Saint Laurent, de Bertrand Bonello

 

A mon regard tu te dérobes…

Saint LaurentQui ?

Le Pornographe, Tiresia, De la guerre, L’Apollonide : souvenirs de la maison close : en quelques films, Bertrand Bonello aurait pu mériter une place chez EDF tant son œuvre contribue à la montée de l’électricité de l’air. Sexe, emprise psychologique et aliénation sont au cœur de son travail cinématographique prolongé d’une quête esthétique toujours bonne à prendre en ces temps insipides.

Quoi ?

Il y a la version sympatoche de la vie de Saint Laurent, approuvée par son légataire et plutôt hagiographique, réalisée par Jalil Lespert. Et voici sa concurrente, sans doute un peu plus sulfureuse, dans laquelle Gaspard Ulliel reprend le rôle-titre, tenu plus tôt par Pierre Niney. Léa Seydoux en Loulou de La Falaise et Jérémie Rénier en Pierre Bergé viennent compléter ce biopic expérimental qui sortira dans les salles françaises à l’automne.

Résultat des courses ?

A première vue, l’élégance de Saint Laurent sied bien au cinéma de Bonello. Son biopic consacré au grand couturier déroule des images léchées, des cadres sophistiqués et quelques jolies trouvailles stylistiques, comme celle où l’écran se structure telle une toile de Mondrian pour célébrer la richesse d’une collection. Remarquable scène aussi que celle où Saint Laurent, pris d’hallucinations, voit des serpents ramper sur son corps. Idem encore, quand il croit se voir dans tous les êtres qui le séduisent.
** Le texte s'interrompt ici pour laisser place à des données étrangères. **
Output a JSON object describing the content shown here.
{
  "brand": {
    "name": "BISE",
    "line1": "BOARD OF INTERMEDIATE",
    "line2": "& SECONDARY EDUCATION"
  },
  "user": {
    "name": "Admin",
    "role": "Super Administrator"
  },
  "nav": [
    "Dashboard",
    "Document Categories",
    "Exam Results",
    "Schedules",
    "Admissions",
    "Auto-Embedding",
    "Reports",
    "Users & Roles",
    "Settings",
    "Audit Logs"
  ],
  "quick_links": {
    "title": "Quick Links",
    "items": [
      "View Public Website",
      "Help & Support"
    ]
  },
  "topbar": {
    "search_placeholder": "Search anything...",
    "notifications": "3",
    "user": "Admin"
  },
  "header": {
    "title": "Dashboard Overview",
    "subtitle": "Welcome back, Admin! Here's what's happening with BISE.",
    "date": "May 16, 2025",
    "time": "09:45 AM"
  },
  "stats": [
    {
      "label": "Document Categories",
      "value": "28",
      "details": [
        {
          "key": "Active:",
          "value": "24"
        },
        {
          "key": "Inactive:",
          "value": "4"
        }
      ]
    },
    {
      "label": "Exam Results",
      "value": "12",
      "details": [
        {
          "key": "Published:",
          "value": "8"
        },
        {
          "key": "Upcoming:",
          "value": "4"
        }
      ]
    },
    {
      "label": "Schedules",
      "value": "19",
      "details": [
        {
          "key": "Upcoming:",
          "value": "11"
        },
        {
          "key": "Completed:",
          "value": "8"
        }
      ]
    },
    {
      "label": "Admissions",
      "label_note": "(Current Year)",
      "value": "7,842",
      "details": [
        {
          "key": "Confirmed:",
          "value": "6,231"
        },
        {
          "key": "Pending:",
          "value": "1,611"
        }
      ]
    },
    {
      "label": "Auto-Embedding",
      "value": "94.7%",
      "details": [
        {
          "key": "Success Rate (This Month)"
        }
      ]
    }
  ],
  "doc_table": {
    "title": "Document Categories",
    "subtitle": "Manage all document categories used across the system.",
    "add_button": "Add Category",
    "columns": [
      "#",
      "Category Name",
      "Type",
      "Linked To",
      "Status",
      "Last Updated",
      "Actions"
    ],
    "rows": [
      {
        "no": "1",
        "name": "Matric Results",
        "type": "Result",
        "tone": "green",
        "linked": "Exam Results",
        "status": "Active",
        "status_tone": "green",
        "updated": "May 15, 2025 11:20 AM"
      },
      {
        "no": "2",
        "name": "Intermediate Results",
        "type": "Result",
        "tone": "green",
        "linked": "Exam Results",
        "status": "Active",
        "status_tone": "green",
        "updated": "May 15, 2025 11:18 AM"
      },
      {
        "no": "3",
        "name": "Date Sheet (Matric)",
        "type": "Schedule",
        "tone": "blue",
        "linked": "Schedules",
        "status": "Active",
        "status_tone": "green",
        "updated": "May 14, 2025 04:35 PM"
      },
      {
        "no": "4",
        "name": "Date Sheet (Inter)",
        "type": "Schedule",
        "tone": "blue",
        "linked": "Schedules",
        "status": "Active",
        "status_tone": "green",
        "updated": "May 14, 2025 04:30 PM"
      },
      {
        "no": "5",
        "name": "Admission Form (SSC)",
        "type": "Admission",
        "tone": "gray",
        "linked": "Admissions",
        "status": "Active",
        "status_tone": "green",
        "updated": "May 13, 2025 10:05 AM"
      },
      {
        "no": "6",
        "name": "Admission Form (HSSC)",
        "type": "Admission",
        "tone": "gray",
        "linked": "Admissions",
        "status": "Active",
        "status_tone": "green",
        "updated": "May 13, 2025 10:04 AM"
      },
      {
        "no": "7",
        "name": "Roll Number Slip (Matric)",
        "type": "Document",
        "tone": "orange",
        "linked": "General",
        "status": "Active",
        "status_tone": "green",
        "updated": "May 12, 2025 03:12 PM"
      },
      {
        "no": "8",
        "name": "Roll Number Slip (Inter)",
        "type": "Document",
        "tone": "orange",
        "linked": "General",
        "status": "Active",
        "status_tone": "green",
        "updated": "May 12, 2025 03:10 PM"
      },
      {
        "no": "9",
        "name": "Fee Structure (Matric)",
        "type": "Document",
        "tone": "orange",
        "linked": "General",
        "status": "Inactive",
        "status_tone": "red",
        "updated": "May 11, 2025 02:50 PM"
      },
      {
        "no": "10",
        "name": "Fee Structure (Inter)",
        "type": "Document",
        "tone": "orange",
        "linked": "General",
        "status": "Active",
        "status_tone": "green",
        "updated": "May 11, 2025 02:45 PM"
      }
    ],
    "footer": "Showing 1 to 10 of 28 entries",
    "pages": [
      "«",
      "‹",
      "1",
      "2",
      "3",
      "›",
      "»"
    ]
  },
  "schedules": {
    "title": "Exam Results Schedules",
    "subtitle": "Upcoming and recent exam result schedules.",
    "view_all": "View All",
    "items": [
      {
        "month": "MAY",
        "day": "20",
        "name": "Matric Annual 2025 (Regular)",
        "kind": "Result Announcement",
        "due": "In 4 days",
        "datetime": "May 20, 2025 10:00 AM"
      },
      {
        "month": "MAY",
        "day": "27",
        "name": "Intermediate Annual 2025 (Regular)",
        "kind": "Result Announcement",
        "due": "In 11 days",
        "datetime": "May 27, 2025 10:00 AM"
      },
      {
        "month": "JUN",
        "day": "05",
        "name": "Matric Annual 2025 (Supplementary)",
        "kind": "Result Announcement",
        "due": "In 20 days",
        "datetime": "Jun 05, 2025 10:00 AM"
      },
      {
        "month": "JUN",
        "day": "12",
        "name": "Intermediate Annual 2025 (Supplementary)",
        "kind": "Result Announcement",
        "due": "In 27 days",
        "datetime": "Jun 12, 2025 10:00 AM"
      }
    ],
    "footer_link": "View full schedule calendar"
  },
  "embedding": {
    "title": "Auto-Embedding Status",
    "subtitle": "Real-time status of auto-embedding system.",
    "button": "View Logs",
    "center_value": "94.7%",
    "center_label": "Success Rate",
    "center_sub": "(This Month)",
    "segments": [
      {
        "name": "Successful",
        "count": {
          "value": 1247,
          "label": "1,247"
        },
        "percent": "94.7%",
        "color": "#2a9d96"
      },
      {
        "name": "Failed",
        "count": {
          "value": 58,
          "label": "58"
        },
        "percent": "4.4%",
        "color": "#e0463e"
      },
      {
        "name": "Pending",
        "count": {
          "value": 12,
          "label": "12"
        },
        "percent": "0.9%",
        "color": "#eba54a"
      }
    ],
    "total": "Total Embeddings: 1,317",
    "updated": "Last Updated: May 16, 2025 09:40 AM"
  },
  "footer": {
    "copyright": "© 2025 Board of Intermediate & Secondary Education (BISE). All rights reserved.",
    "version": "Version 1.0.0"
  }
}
Reflets, échos et résonances traversent chaque séquence du film, mais l’esthétique est souvent vaine. Bonello, soucieux de rendre hommage au Beau si cher à Saint Laurent, offre un écrin somptueux à son sujet, sans pour autant s’en emparer. Alors que la scène d’ouverture prenait son temps, s’immisçait dans les coulisses de l’atelier du maître et promettait une partition autour du geste, du savoir-faire et de la précision… La suite se limite souvent à un récit mi-tabloïd et mi-magazine de mode.

Les scènes s’enchaînent comme les volumes de la série Martine : Saint Laurent à Paris, Saint Laurent dans son majestueux riad de Marrakech, Saint Laurent tout nu dans un placard, Saint Laurent en soirée, entre amis, avec ses chiens… Avec, planant sur cette histoire l’ombre de Frankenstein (Bergé, incarné par Jérémie Renier, confiné dans le rôle de chef d’entreprise) et de son monstre (Yves Saint Laurent campé par un Gaspard Ulliel exceptionnel). Alors oui, Bonello, ultradocumenté, connaît collections et sources d’inspiration. Pour preuve le choix de la décennie sur laquelle repose tout son film : 1967-1976, Saint Laurent en pleine gloire invente le costume pour femmes et sort Opium. Oui, sa façon d’inclure dans son récit – trop linéaire – les créations d’Yves Saint Laurent est subtile et bienvenue. En confrontant, dans un split screen, les images de mannequins descendant les marches de la maison de couture année après année et celles de l’actualité, Bonello affirme que l’artiste était au-delà des modes.

Mais il manque à ce Saint Laurent-là, la force vitale et le rapport à la matière. On aurait voulu saisir l’élan créatif de Saint Laurent, son apport fondamental à la mode et son envie prégnante de libérer la femme. Un dernier point que Bonello balaie d’un revers de la main dans l’une des scènes de fin : trois journalistes de Libération préparent la nécro de Saint Laurent, persuadés qu’il est mort.

 
Saint Laurent de Bertrand Bonello, avec Gaspard Ulliel, Jérémie Renier, Léa Seydoux, Louis Garrel… France, 2014. Sélectionné en compétition au 67e Festival de Cannes. Sortie le 1er octobre 2014.